19 Responses to “Careful What You Wish For”

  1. Phoe says:

    So nice to see you blogging again. Glad it’s been a good year.

  2. Jess says:

    You know, now that your mention it, your teeth *have* been missing that Wah-Eee-Tuh Suh-pah-kul, lately… Beautiful post, Steph. Welcome back to this space, and cheers to this next grand adventure.

    p.s. – Has it really be A WHOLE YEAR??

  3. carolyn says:

    hey, good to see you blogging again! :) and FYI lately I can never comment on your flickr photos, I see other people somehow do, but there’s never a comment box below them for me. weird. (I mean I know you were DYING without my comments. Of course.)

    • Stephanie says:

      Oh my god Carolyn. Thank you. Somehow my settings got reset to default to only contacts for comments on new uploads. Which made me realize you aren’t a contact, which is doubly embarrassing! FIXED!

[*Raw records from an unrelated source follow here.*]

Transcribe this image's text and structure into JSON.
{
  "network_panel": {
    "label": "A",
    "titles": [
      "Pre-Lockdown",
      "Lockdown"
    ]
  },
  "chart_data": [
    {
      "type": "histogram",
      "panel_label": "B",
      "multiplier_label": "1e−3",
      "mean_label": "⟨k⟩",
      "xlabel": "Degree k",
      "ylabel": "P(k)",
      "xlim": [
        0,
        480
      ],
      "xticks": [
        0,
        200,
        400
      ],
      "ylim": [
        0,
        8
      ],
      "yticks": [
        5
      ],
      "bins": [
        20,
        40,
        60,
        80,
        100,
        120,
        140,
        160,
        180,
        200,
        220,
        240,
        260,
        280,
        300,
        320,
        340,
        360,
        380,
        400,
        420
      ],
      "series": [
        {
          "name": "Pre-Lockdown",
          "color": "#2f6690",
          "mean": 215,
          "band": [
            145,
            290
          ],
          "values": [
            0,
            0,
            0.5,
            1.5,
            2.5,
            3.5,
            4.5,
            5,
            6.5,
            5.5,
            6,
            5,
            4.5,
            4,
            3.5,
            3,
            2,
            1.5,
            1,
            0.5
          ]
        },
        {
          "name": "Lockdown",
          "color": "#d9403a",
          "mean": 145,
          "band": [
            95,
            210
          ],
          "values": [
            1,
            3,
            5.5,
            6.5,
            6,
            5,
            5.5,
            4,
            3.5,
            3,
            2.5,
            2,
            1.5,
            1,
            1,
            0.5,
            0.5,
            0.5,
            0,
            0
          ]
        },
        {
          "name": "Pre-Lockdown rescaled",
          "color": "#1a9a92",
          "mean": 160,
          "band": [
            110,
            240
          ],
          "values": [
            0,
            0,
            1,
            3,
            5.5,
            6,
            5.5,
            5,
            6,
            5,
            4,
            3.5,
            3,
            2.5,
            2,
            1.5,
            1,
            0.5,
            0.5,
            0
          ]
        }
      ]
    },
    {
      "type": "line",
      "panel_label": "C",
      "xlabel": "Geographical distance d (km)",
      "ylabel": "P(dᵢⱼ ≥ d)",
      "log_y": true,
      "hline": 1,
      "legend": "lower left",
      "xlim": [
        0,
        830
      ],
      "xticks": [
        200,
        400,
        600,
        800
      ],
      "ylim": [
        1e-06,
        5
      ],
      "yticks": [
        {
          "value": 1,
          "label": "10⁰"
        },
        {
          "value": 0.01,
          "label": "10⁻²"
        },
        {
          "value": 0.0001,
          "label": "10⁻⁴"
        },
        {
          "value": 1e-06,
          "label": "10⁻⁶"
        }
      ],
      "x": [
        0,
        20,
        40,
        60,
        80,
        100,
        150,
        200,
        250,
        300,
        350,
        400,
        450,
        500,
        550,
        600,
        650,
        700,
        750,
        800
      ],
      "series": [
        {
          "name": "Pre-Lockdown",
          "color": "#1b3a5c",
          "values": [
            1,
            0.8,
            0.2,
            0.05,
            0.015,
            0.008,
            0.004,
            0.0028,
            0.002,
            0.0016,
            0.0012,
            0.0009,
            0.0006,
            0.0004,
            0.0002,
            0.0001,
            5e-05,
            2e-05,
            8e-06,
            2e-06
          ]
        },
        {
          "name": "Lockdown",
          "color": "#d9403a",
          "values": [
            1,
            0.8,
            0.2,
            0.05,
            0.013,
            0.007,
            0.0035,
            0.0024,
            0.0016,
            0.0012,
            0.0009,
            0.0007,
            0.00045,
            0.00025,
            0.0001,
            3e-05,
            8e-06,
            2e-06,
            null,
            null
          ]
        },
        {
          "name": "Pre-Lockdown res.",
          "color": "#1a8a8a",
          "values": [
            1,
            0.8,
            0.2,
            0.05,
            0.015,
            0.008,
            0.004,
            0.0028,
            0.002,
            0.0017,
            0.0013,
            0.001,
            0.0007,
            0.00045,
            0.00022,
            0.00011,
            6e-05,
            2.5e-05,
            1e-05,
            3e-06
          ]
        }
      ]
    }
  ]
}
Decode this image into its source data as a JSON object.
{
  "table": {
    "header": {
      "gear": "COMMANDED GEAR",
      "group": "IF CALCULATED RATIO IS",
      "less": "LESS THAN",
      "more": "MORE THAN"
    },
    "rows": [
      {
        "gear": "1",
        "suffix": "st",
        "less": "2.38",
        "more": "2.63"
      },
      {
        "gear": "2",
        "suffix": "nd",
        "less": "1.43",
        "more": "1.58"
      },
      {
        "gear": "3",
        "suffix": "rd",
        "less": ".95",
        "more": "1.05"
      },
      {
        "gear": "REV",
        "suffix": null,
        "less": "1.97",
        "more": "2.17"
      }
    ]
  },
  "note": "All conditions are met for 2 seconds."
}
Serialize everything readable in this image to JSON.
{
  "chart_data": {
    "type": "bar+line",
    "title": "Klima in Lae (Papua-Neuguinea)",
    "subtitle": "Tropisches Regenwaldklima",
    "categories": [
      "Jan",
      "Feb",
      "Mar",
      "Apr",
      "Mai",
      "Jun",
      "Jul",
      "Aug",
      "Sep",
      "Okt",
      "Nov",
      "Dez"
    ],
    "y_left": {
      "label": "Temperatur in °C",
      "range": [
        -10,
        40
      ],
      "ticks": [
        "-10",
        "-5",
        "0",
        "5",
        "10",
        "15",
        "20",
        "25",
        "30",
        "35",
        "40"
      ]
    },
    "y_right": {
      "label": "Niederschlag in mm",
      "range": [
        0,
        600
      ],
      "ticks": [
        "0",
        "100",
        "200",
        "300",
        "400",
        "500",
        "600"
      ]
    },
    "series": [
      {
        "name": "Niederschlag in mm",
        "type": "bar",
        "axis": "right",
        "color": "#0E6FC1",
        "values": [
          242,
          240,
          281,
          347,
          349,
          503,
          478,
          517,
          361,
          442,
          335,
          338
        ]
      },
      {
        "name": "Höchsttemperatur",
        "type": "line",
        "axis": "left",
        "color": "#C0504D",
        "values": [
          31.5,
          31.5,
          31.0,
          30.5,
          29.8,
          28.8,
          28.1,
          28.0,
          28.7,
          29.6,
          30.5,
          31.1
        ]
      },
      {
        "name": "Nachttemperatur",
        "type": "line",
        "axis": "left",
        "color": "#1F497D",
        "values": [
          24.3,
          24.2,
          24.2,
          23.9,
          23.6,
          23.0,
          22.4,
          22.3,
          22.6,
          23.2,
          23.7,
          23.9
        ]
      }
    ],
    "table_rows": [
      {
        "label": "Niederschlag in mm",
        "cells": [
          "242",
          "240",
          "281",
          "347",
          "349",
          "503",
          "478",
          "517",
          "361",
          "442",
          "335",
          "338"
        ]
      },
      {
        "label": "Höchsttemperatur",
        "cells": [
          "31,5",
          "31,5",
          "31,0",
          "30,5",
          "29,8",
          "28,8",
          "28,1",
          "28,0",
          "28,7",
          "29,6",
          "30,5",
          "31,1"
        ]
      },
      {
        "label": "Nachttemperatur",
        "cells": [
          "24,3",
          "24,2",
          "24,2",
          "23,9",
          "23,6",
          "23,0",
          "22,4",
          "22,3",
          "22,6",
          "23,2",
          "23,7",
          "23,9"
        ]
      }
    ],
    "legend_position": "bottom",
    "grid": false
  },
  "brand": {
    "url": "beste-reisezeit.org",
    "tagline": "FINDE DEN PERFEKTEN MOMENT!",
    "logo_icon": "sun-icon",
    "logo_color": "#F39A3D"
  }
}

  4. it doesn’t matter how long you are away from this space, I love every word you write upon your return.

  5. Bonjour!
    I don’t know you “in real life” but i had been following your good-looking adventures and good-sounding words in Asia, and i’m glad to see you here again today. Life can keep on being exotic, can’t it? It sure keeps on being exciting and surprising. Wishing you the best, and looking forward to your next appearance in here ***

  6. laanba says:

    I enjoy reading your blog and looking at your photography so I am glad to see you back.

  7. tara thayer says:

    well, hello! i love that you are here. as in here, and as in here on us soil. so much better a chance i might see you again. xoxox.

  8. jen says:

    i cannot believe it’s been a year. You’ll do something magnificent with your stories untold. (I have the LOTTIE website music playing as I type this).
    when S and I travel, we raid apotheke’s and markets for everyday items and savor them for months upon our return… it’s one of my favorite travel habits.
    So I can only imagine the *aching twinge* of your heartstrings pulling in the attempt to squeeze the last droplet of arm and hammer korean toothpaste.
    And, uhem, HELLO! I hope I get to see you soon.

  9. Meera says:

    You are made of grand adventure.

  10. jodi says:

    your posts always make me so happy. this is no exception. xo

  11. Erik says:

    So glad to read your writing again.

  12. annamatic says:

    girl, i know what you’re saying. and i didn’t even do the “moving back home” part (yet), i just did the “moving away from korea” bit. one thing i learned by moving away: your “home” is an “away” for someone else, and your “away” is “home” to someone else; hence “ordinary” has nothing to do with the outside world and everything to do with the pair of eyes you look through…

  13. suzie says:

    Definitely so glad to see you write again. I bump into your blog while you was away, can’t believe my eyes when i see a new post. Hope all is well with you and your family =D

  14. rinomata says:

    nice to hear about you again!

  15. Lisa Sanchez says:

    This post gives me chills! It was so lovely to meet you at Jess and Eli’s. Sending you happy thoughts from Atlanta.

    • Stephanie says:

      Oh Lisa! I had such a great evening meeting you! Move back! Best wishes to you both on your new life in Atlanta and please come visit often!

  16. Pia says:

    How lovely to have found your blog today.
    It’s such a beautiful space, with such a distinct voice. I’m going to go browse some more.